There is a village near where a grew up in Berkshire England called California. According to Wikipedia it got its name from an old brickworks, but surely the name must of at least indirectly come from the American state.

That’s the only area I can think of that I know which is named after a place in the US in South East England. I know Berkshire, Oxfordshire, Hampshire, Kent and London well enough to know most of the obscure place names. Obscure place names in England can be pretty ridiculous, but they’re usually ancient in origin.

There is also Texas, close to Hamelin
in Lower Saxony Germany.

According to the German Wikipedia, that’s one of four Texases (Texes?) in Germany. Two of these have their own Wikipedia articles; one says the place is definitely named after the American Texas, and the other says that it’s uncertain but probable that it’s named after the American Texas.

Were they? All the ones I can think of in the UK were based on existing place names. They’re nearly always named after previous settlements in the area, often names that had existed since before the second millennium - Telford was named after a person, though, so there might be other exceptions. There could be some outside the UK, of course. Though “getting city rights” sounds like a very American concept.

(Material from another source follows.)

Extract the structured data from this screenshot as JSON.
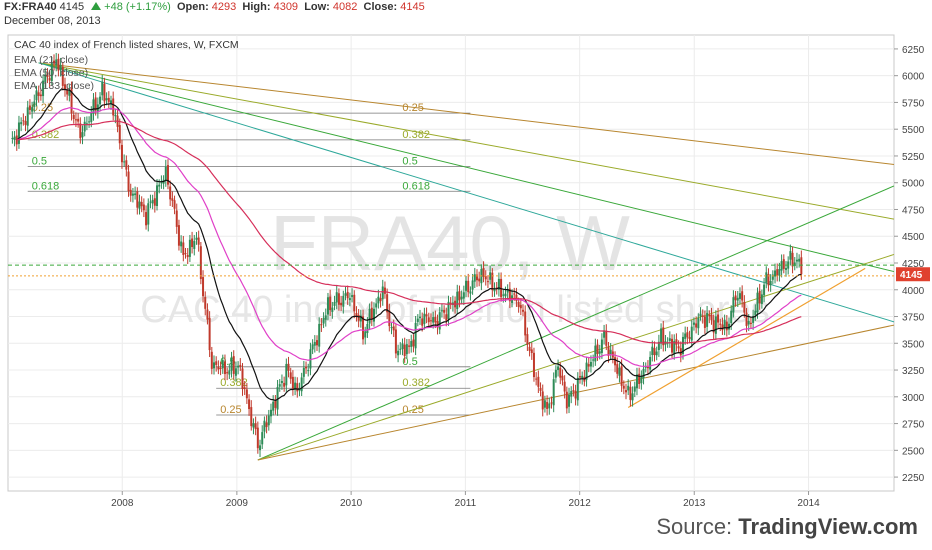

Which places are you thinking of?

It’s a good question, given how long the US has been established, but I guess all the places that could be settled and named in Europe were already settled by even a small population, and they clung on to the name. The only areas that might have got rid of residents wholesale, ignored history and imposed new names would have been in the former Soviet bloc.

I think the name “California” has been around longer than the 31st American state. It was the mythical name of a mythical island populated by Amazon-like female warriors. So, as with Philadelphia, non-American places named California may be named directly from earlier sources (as the state of California apparently was).

The British equivalent to “getting city rights” is “getting city status”, which is performed by means of a royal charter or letters patent, i.e., a document issued by the monarch. Of course, under British constitutional conventions, the monarch would only issue such a document on the advice of cabinet ministers (the Home Secretary, in this case), so city status is effectively granted by the government. My understanding is that city status to a settlement that previously was a town is honorific in the UK; it does not give that place additional rights of self-administration compared to the previous town status, other than the right to style itself as a “city”. Quite generally, I think it’s fair to say that the system of local governance in the UK is a complete mess because it gets periodically reformed.

City status doesn’t confer any actual rights, though, and it’s only for long-established settlements - what, five of them this century? Less? It’s not like the way we change municipal boundaries to make a unitary authoritary or whatever.

And there’s no renaming of the place except that Slough, bizarrely, thought that Slough-Upon-Thames would sound more classy rather than like a description of the way the water looks at a sewage outlet.

Here in Melbourne Australia we have a suburb called Brooklyn which I believe is named after the New York borough.

We also have a suburb called Dallas but that’s named after Dallas Brooks who was neither a place nor an American.